A useful changelog entry names the thing that changed. Not “improved authentication” — which authentication? Which endpoint, which parameter, which flow? If the entry affects something users touch directly, it should be specific enough that the affected user recognizes it immediately.
A useful changelog entry describes the impact. Did the change fix a bug that caused specific behavior in a specific situation? Say what the situation was. Did the change deprecate a parameter? Say which one and what to use instead. Did the change break anything that was previously working? Say what broke and how to fix it.

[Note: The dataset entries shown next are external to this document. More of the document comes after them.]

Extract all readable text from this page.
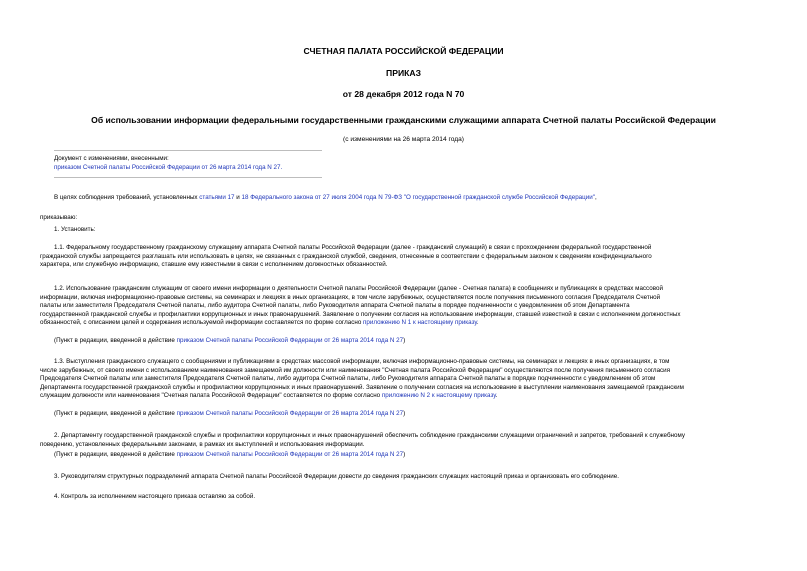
СЧЕТНАЯ ПАЛАТА РОССИЙСКОЙ ФЕДЕРАЦИИ
ПРИКАЗ
от 28 декабря 2012 года N 70
Об использовании информации федеральными государственными гражданскими служащими аппарата Счетной палаты Российской Федерации
(с изменениями на 26 марта 2014 года)
Документ с изменениями, внесенными:
приказом Счетной палаты Российской Федерации от 26 марта 2014 года N 27.
В целях соблюдения требований, установленных статьями 17 и 18 Федерального закона от 27 июля 2004 года N 79-ФЗ "О государственной гражданской службе Российской Федерации",
приказываю:
1. Установить:
1.1. Федеральному государственному гражданскому служащему аппарата Счетной палаты Российской Федерации (далее - гражданский служащий) в связи с прохождением федеральной государственной
гражданской службы запрещается разглашать или использовать в целях, не связанных с гражданской службой, сведения, отнесенные в соответствии с федеральным законом к сведениям конфиденциального
характера, или служебную информацию, ставшие ему известными в связи с исполнением должностных обязанностей.
1.2. Использование гражданским служащим от своего имени информации о деятельности Счетной палаты Российской Федерации (далее - Счетная палата) в сообщениях и публикациях в средствах массовой
информации, включая информационно-правовые системы, на семинарах и лекциях в иных организациях, в том числе зарубежных, осуществляется после получения письменного согласия Председателя Счетной
палаты или заместителя Председателя Счетной палаты, либо аудитора Счетной палаты, либо Руководителя аппарата Счетной палаты в порядке подчиненности с уведомлением об этом Департамента
государственной гражданской службы и профилактики коррупционных и иных правонарушений. Заявление о получении согласия на использование информации, ставшей известной в связи с исполнением должностных
обязанностей, с описанием целей и содержания используемой информации составляется по форме согласно приложению N 1 к настоящему приказу.
(Пункт в редакции, введенной в действие приказом Счетной палаты Российской Федерации от 26 марта 2014 года N 27)
1.3. Выступления гражданского служащего с сообщениями и публикациями в средствах массовой информации, включая информационно-правовые системы, на семинарах и лекциях в иных организациях, в том
числе зарубежных, от своего имени с использованием наименования замещаемой им должности или наименования "Счетная палата Российской Федерации" осуществляются после получения письменного согласия
Председателя Счетной палаты или заместителя Председателя Счетной палаты, либо аудитора Счетной палаты, либо Руководителя аппарата Счетной палаты в порядке подчиненности с уведомлением об этом
Департамента государственной гражданской службы и профилактики коррупционных и иных правонарушений. Заявление о получении согласия на использование в выступлении наименования замещаемой гражданским
служащим должности или наименования "Счетная палата Российской Федерации" составляется по форме согласно приложению N 2 к настоящему приказу.
(Пункт в редакции, введенной в действие приказом Счетной палаты Российской Федерации от 26 марта 2014 года N 27)
2. Департаменту государственной гражданской службы и профилактики коррупционных и иных правонарушений обеспечить соблюдение гражданскими служащими ограничений и запретов, требований к служебному
поведению, установленных федеральными законами, в рамках их выступлений и использования информации.
(Пункт в редакции, введенной в действие приказом Счетной палаты Российской Федерации от 26 марта 2014 года N 27)
3. Руководителям структурных подразделений аппарата Счетной палаты Российской Федерации довести до сведения гражданских служащих настоящий приказ и организовать его соблюдение.
4. Контроль за исполнением настоящего приказа оставляю за собой.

A useful changelog entry tells the user what to do. If no action is required, say so. If migration steps are needed, include them or link to them. If the change is only in internal plumbing and users won’t notice anything, that’s worth saying too.
keepachangelog.com defines a useful format that distinguishes between added, changed, deprecated, removed, fixed, and security changes in each release. It’s simple enough to adopt in any project and specific enough to communicate meaningfully. The format isn’t mandatory, but the underlying principle is: categorize changes by type so users can scan for what matters to them.
The changelog is also a historical record. Six months from now, when a user asks “when did you change the way authentication tokens expire?”, the changelog is how you answer. When a developer is debugging an integration and needs to know if something changed between version 2.3 and 2.4, the changelog is the reference. This makes the changelog useful well beyond the moment of release.
Writing a good changelog entry takes roughly the same amount of time as writing a bad one. The constraint is usually not effort but habit: teams that treat the changelog as an afterthought write afterthought changelog entries. Teams that treat it as part of the release process write changelog entries while they still have context — before the next feature absorbs all available attention.
Write it before you ship. The user on the other side is trying to understand what changed.